Preparing for InSight: Evaluation of the Blind Test for Martian Seismicity

Published in Seismological Research Letters, 2019

Recommended citation: van Driel, M., Ceylan, S., Clinton, J. F., Giardini, D., Alemany, H., Allam, A., Ambrois, D., Balestra, J., Banerdt, B., Becker, D., Böse, M., Boxberg, M. S., Brinkman, N., Casademont, T., Chèze, J., Daubar, I., Deschamps, A., Dethof, F., Ditz, M., Drilleau, M., Essing, D., Euchner, F., Fernando, B., Garcia, R., Garth, T., Godwin, H., Golombek, M. P., Grunert, K., Hadziioannou, C., Haindl, C., Hammer, C., Hochfeld, I., Hosseini, K., Hu, H., Kedar, S., Kenda, B., Khan, A., Kilchling, T., Knapmeyer-Endrun, B., Lamert, A., Li, J., Lognonné, P., Mader, S., Marten, L., Mehrkens, F., Mercerat, D., Mimoun, D., Möller, T., Murdoch, N., Neumann, P., Neurath, R., Paffrath, M., Panning, M. P., Peix, F., Perrin, L., Rolland, L., Schimmel, M., Schröer, C., Spiga, A., Stähler, S. C., Steinmann, R., Stutzmann, E., Szenicer, A., Trumpik, N., Tsekhmistrenko, M., Twardzik, C., Weber, R., Werdenbach-Jarklowski, P., Zhang, S., and Zheng, Y., 2019. Preparing for InSight: Evaluation of the blind test for martian seismicity.
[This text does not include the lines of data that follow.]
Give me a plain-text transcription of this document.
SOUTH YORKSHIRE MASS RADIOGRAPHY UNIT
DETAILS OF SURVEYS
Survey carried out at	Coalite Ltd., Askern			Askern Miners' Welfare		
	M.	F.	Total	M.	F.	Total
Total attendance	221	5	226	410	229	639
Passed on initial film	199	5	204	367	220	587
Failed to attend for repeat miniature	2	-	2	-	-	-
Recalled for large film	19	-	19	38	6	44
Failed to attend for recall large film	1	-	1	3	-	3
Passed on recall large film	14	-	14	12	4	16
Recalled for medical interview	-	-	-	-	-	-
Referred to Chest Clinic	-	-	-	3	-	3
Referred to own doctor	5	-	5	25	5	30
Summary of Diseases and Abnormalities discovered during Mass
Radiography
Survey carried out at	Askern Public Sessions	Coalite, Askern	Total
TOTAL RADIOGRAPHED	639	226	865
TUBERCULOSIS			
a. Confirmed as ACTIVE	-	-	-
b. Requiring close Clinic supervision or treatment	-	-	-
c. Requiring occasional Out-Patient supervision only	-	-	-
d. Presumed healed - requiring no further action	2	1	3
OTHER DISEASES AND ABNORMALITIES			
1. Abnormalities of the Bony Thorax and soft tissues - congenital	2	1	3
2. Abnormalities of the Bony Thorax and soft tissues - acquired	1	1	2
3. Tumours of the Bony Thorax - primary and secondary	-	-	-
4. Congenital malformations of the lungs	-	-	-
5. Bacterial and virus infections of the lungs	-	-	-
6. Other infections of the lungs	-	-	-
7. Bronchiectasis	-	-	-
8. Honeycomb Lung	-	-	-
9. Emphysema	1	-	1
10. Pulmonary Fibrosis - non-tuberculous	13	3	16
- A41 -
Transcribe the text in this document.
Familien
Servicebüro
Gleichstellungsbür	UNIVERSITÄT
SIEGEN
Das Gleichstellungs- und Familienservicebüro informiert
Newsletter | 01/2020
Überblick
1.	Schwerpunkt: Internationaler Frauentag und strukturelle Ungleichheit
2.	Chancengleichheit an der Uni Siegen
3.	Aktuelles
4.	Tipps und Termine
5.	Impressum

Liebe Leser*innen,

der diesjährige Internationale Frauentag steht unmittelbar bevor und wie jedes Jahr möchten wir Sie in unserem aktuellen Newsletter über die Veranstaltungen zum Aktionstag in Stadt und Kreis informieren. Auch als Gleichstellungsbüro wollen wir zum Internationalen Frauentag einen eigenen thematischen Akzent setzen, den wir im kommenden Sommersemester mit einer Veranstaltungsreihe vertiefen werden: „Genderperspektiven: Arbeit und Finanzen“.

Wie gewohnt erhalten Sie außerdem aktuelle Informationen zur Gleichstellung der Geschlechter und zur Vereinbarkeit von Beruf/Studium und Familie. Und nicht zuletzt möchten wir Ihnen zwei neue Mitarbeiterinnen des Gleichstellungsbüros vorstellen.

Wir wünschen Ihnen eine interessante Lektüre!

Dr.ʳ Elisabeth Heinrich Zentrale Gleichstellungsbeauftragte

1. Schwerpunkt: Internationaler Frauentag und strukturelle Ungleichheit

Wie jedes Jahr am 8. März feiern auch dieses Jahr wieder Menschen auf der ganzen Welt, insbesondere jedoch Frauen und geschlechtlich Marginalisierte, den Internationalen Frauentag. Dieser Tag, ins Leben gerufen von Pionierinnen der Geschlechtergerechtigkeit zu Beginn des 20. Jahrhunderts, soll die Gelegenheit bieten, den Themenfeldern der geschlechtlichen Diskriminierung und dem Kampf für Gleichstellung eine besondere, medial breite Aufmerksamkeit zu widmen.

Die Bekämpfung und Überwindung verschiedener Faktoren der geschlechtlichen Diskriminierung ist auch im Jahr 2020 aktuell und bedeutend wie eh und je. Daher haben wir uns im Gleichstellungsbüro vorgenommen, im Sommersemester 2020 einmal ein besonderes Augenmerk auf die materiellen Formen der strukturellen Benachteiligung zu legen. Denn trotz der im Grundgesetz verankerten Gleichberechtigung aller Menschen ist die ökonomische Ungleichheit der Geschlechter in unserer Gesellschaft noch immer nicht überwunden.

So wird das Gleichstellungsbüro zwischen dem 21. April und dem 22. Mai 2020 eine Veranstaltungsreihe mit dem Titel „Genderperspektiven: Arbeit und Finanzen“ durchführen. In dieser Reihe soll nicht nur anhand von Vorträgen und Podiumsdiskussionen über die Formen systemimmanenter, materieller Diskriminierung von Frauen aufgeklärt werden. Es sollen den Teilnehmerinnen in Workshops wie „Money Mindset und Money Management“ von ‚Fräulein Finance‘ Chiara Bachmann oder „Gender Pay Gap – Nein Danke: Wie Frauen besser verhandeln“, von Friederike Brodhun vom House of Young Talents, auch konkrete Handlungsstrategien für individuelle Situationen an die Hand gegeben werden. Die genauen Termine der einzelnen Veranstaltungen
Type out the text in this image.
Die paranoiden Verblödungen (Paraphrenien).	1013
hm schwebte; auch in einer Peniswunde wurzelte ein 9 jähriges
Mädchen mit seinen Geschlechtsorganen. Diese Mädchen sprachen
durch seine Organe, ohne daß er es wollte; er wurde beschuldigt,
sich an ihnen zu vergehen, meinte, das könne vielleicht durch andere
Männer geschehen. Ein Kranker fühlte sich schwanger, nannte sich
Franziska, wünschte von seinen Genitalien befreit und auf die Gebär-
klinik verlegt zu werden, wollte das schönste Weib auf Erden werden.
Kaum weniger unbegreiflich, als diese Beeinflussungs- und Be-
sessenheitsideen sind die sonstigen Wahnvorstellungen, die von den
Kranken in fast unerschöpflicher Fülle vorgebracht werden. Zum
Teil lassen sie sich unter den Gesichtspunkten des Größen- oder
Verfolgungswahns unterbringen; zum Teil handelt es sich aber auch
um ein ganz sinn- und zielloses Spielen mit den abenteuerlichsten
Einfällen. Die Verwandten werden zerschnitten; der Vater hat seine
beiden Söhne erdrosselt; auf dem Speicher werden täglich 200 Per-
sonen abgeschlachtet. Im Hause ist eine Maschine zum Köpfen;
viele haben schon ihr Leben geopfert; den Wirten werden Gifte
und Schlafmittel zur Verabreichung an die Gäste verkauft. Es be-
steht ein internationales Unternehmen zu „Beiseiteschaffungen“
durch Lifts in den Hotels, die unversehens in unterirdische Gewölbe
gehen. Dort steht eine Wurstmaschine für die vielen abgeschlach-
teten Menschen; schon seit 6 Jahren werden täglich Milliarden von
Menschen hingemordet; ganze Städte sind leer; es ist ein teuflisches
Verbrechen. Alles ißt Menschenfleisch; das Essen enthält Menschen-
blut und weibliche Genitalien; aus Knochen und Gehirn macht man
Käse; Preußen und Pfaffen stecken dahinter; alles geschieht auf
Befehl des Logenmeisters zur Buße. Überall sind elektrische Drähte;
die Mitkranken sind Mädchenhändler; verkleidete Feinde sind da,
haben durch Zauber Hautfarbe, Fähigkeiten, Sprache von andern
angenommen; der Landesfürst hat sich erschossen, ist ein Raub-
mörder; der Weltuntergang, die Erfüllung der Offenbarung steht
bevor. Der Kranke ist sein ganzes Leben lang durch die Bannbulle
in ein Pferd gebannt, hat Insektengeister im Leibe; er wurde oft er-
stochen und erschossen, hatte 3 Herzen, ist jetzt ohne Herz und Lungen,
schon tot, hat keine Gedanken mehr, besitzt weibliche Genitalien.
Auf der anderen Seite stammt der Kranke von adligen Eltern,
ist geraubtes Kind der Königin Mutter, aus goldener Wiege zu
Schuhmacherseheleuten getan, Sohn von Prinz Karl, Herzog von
Seismological Research Letters, 90(4):1518-1534. doi: 10.1785/0220180379. http://dx.doi.org/10.1785/0220180379

In December 2018, the National Aeronautics and Space Administration (NASA) Interior exploration using Seismic Investigations, Geodesy and Heat Transport (InSight) mission deployed a seismometer on the surface of Mars. In preparation for the data analysis, in July 2017, the marsquake service initiated a blind test in which participants were asked to detect and characterize seismicity embedded in a one Earth year long synthetic data set of continuous waveforms. Synthetic data were computed for a single station, mimicking the streams that will be available from InSight as well as the expected tectonic and impact seismicity, and noise conditions on Mars (Clinton et al., 2017). In total, 84 teams from 20 countries registered for the blind test and 11 of them submitted their results in early 2018. The collection of documentations, methods, ideas, and codes submitted by the participants exceeds 100 pages. The teams proposed well established as well as novel methods to tackle the challenging target of building a global seismicity catalog using a single station. This article summarizes the performance of the teams and highlights the most successful contributions.